日本では北海道のみに分布し、オホーツク海岸が主な分布域。
雪のマントをまとったような姿はまさに北方系の蛾にふさわしい。
もちろん属性は氷だ。見かけたのは夏だけど。
結局この砂浜で他に確認できた昆虫は全くいなかった。
気軽に訪れることができない場所なので、もう少し楽しませて欲しいところだったが、ある意味フルショウヤガしかいないスゴイ砂浜ともいえる。

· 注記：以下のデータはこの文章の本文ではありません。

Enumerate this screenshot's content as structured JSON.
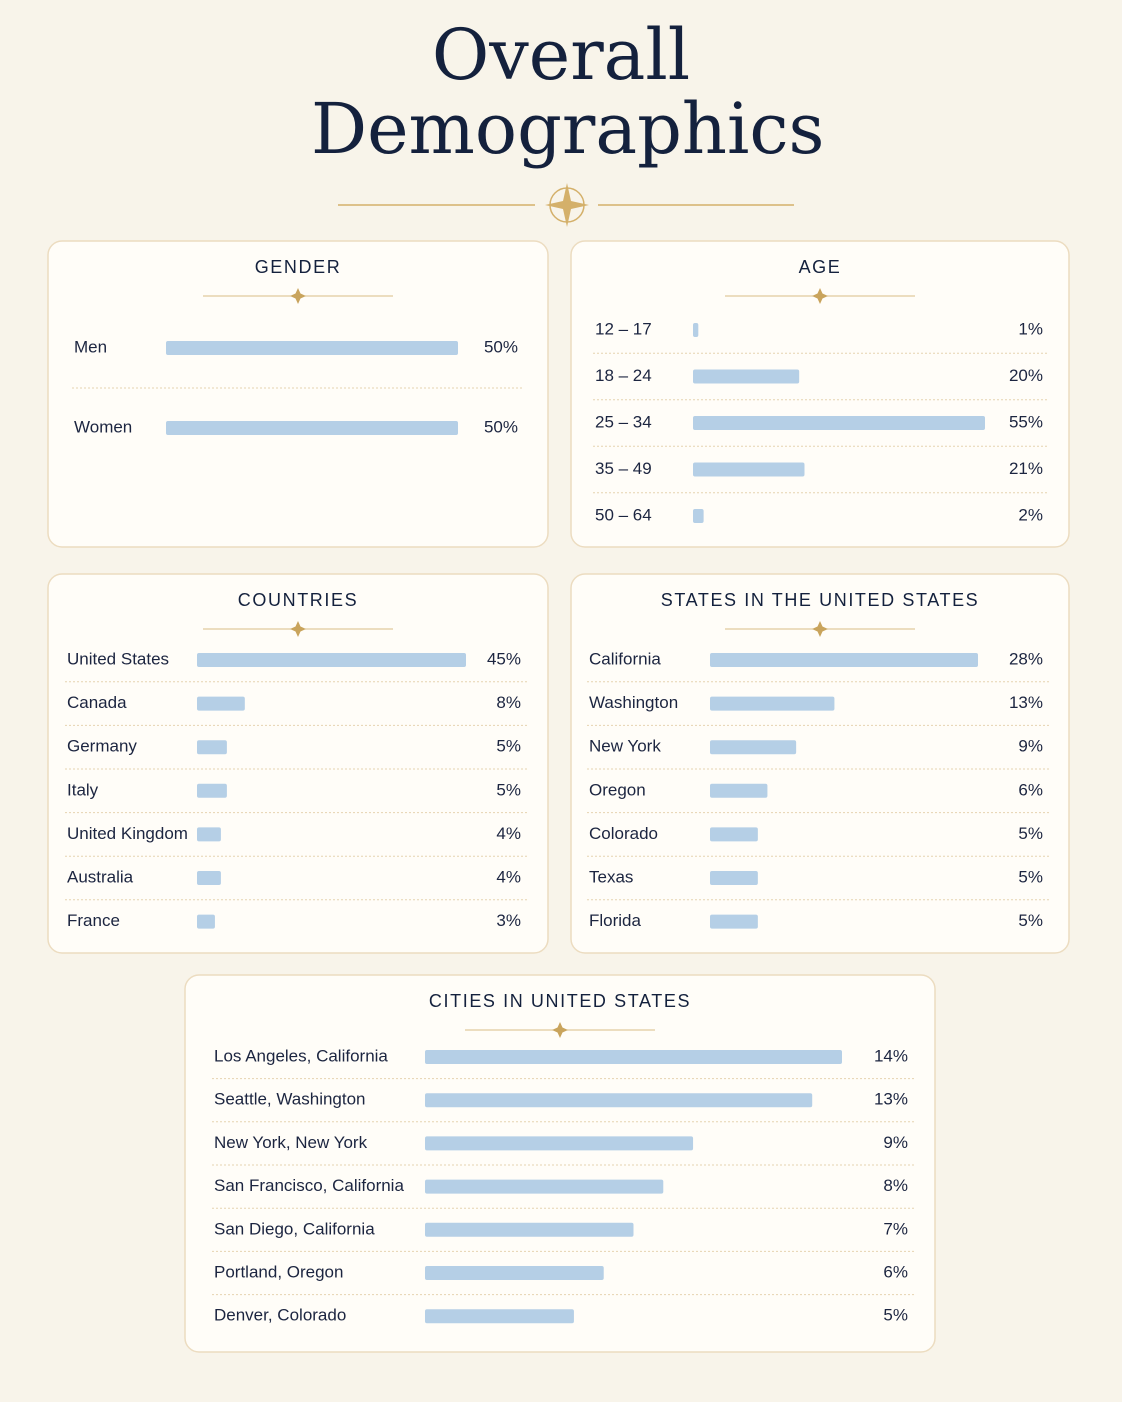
{
  "title": "Overall Demographics",
  "chart_data": [
    {
      "type": "bar",
      "title": "GENDER",
      "color": "#b5cfe6",
      "categories": [
        "Men",
        "Women"
      ],
      "values": [
        50,
        50
      ],
      "value_labels": [
        "50%",
        "50%"
      ]
    },
    {
      "type": "bar",
      "title": "AGE",
      "color": "#b5cfe6",
      "categories": [
        "12 – 17",
        "18 – 24",
        "25 – 34",
        "35 – 49",
        "50 – 64"
      ],
      "values": [
        1,
        20,
        55,
        21,
        2
      ],
      "value_labels": [
        "1%",
        "20%",
        "55%",
        "21%",
        "2%"
      ]
    },
    {
      "type": "bar",
      "title": "COUNTRIES",
      "color": "#b5cfe6",
      "categories": [
        "United States",
        "Canada",
        "Germany",
        "Italy",
        "United Kingdom",
        "Australia",
        "France"
      ],
      "values": [
        45,
        8,
        5,
        5,
        4,
        4,
        3
      ],
      "value_labels": [
        "45%",
        "8%",
        "5%",
        "5%",
        "4%",
        "4%",
        "3%"
      ]
    },
    {
      "type": "bar",
      "title": "STATES IN THE UNITED STATES",
      "color": "#b5cfe6",
      "categories": [
        "California",
        "Washington",
        "New York",
        "Oregon",
        "Colorado",
        "Texas",
        "Florida"
      ],
      "values": [
        28,
        13,
        9,
        6,
        5,
        5,
        5
      ],
      "value_labels": [
        "28%",
        "13%",
        "9%",
        "6%",
        "5%",
        "5%",
        "5%"
      ]
    },
    {
      "type": "bar",
      "title": "CITIES IN UNITED STATES",
      "color": "#b5cfe6",
      "categories": [
        "Los Angeles, California",
        "Seattle, Washington",
        "New York, New York",
        "San Francisco, California",
        "San Diego, California",
        "Portland, Oregon",
        "Denver, Colorado"
      ],
      "values": [
        14,
        13,
        9,
        8,
        7,
        6,
        5
      ],
      "value_labels": [
        "14%",
        "13%",
        "9%",
        "8%",
        "7%",
        "6%",
        "5%"
      ]
    }
  ]
}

(1個体のみだけど)
もしかするとMOGERAが暇つぶしに他の昆虫を追い払ってしまったのかも。
ひいきの錯覚
首尾よくフルショウヤガが2個体、しかも雌雄を採集(前回の記事と違う日)することができたので、標本にしようと久々に鱗翅目の展翅に挑戦。

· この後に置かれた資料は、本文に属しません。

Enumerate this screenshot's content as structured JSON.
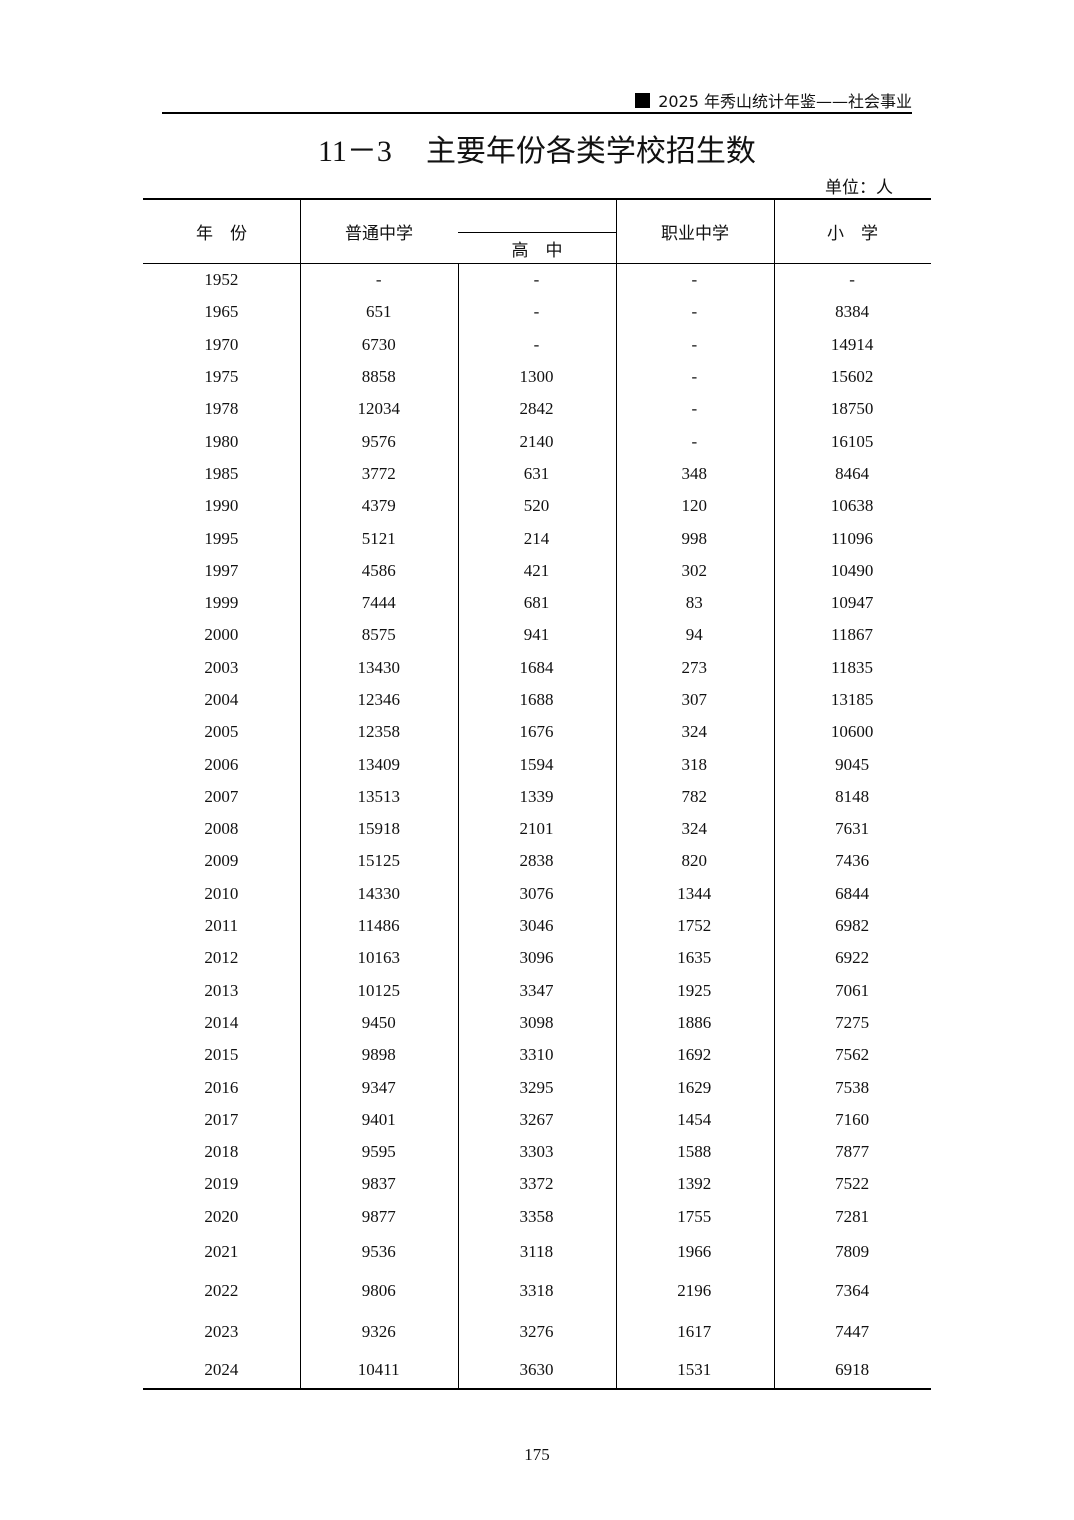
{
  "running_head": "2025 年秀山统计年鉴——社会事业",
  "title": {
    "number": "11－3",
    "text": "主要年份各类学校招生数"
  },
  "unit": "单位：人",
  "columns": {
    "year": "年　份",
    "general_middle": "普通中学",
    "senior_high": "高　中",
    "vocational": "职业中学",
    "primary": "小　学"
  },
  "rows": [
    [
      "1952",
      "-",
      "-",
      "-",
      "-"
    ],
    [
      "1965",
      "651",
      "-",
      "-",
      "8384"
    ],
    [
      "1970",
      "6730",
      "-",
      "-",
      "14914"
    ],
    [
      "1975",
      "8858",
      "1300",
      "-",
      "15602"
    ],
    [
      "1978",
      "12034",
      "2842",
      "-",
      "18750"
    ],
    [
      "1980",
      "9576",
      "2140",
      "-",
      "16105"
    ],
    [
      "1985",
      "3772",
      "631",
      "348",
      "8464"
    ],
    [
      "1990",
      "4379",
      "520",
      "120",
      "10638"
    ],
    [
      "1995",
      "5121",
      "214",
      "998",
      "11096"
    ],
    [
      "1997",
      "4586",
      "421",
      "302",
      "10490"
    ],
    [
      "1999",
      "7444",
      "681",
      "83",
      "10947"
    ],
    [
      "2000",
      "8575",
      "941",
      "94",
      "11867"
    ],
    [
      "2003",
      "13430",
      "1684",
      "273",
      "11835"
    ],
    [
      "2004",
      "12346",
      "1688",
      "307",
      "13185"
    ],
    [
      "2005",
      "12358",
      "1676",
      "324",
      "10600"
    ],
    [
      "2006",
      "13409",
      "1594",
      "318",
      "9045"
    ],
    [
      "2007",
      "13513",
      "1339",
      "782",
      "8148"
    ],
    [
      "2008",
      "15918",
      "2101",
      "324",
      "7631"
    ],
    [
      "2009",
      "15125",
      "2838",
      "820",
      "7436"
    ],
    [
      "2010",
      "14330",
      "3076",
      "1344",
      "6844"
    ],
    [
      "2011",
      "11486",
      "3046",
      "1752",
      "6982"
    ],
    [
      "2012",
      "10163",
      "3096",
      "1635",
      "6922"
    ],
    [
      "2013",
      "10125",
      "3347",
      "1925",
      "7061"
    ],
    [
      "2014",
      "9450",
      "3098",
      "1886",
      "7275"
    ],
    [
      "2015",
      "9898",
      "3310",
      "1692",
      "7562"
    ],
    [
      "2016",
      "9347",
      "3295",
      "1629",
      "7538"
    ],
    [
      "2017",
      "9401",
      "3267",
      "1454",
      "7160"
    ],
    [
      "2018",
      "9595",
      "3303",
      "1588",
      "7877"
    ],
    [
      "2019",
      "9837",
      "3372",
      "1392",
      "7522"
    ],
    [
      "2020",
      "9877",
      "3358",
      "1755",
      "7281"
    ],
    [
      "2021",
      "9536",
      "3118",
      "1966",
      "7809"
    ],
    [
      "2022",
      "9806",
      "3318",
      "2196",
      "7364"
    ],
    [
      "2023",
      "9326",
      "3276",
      "1617",
      "7447"
    ],
    [
      "2024",
      "10411",
      "3630",
      "1531",
      "6918"
    ]
  ],
  "page_number": "175"
}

蛾は、ちょっと触れただけで鱗粉や鱗毛が容易に剥がれ落ちたり、脚が欠損する。
標本難易度は蝶の比ではないくらい高いので、慎重に進めなくてはいけない。
しかし今回、翅をなかなか広がせてくれず、あーだこーだしてるうちに鱗粉がどんどん剥がれていく・・・。
このまま未熟な腕で展翅を続けると、完全に禿げあがってしまい正体不明の蛾になりかねない。余剰個体もないので展翅は断念することにした。
そのまま串刺し標本にすることが得策だろう。
蛾をうまく標本にできる人を純粋に尊敬する。(いい方法あるんだろうか?)
こちらは雄
若干前翅の鱗粉が剥がれてしまったが、胸部の鱗毛はなんとか死守できた。
最初からこうすればよかったんだよ。
こちらは雌。
ちなみにこの蛾を美しいとかいう人がいるが、お世辞でもそれはないと思う。
よく見なくても地味で、斑紋なども特に珍しいものではなく、あまり特徴的ではない。
しかも他のモンヤガ亜科には似たものが多い。
これは地味でも産地が特殊などの珍種的付加価値がそうさせているためだ。
これを「ひいきの錯覚」とわたしは呼ぶ。
別に蛾が嫌いだから言ってるのではない。むしろ好きな方。
自分は、蛾は美しい種より、カオスな斑紋を持つ種が多いので魅力的に感じる。
ちなみにこのゴミムシはキクビアオアトキリゴミムシで珍種ではない。
かなりの美麗種だが、これを美しいと積極的に言う人は少ない。
上のフルショウヤガと逆パターンの一例。
太陽光下だと、もっと美しいんだよ。これを言ったところで誰の心にも響かないのだよ。
ルリハムシもまた然り。
あの日、長い一日
地震の影響で停電中
たった1日の停電なのに、日常生活にかなり支障が生じた。
いかに人が電気に依存しているのかを痛感。
これが真冬だと思うとゾッとする。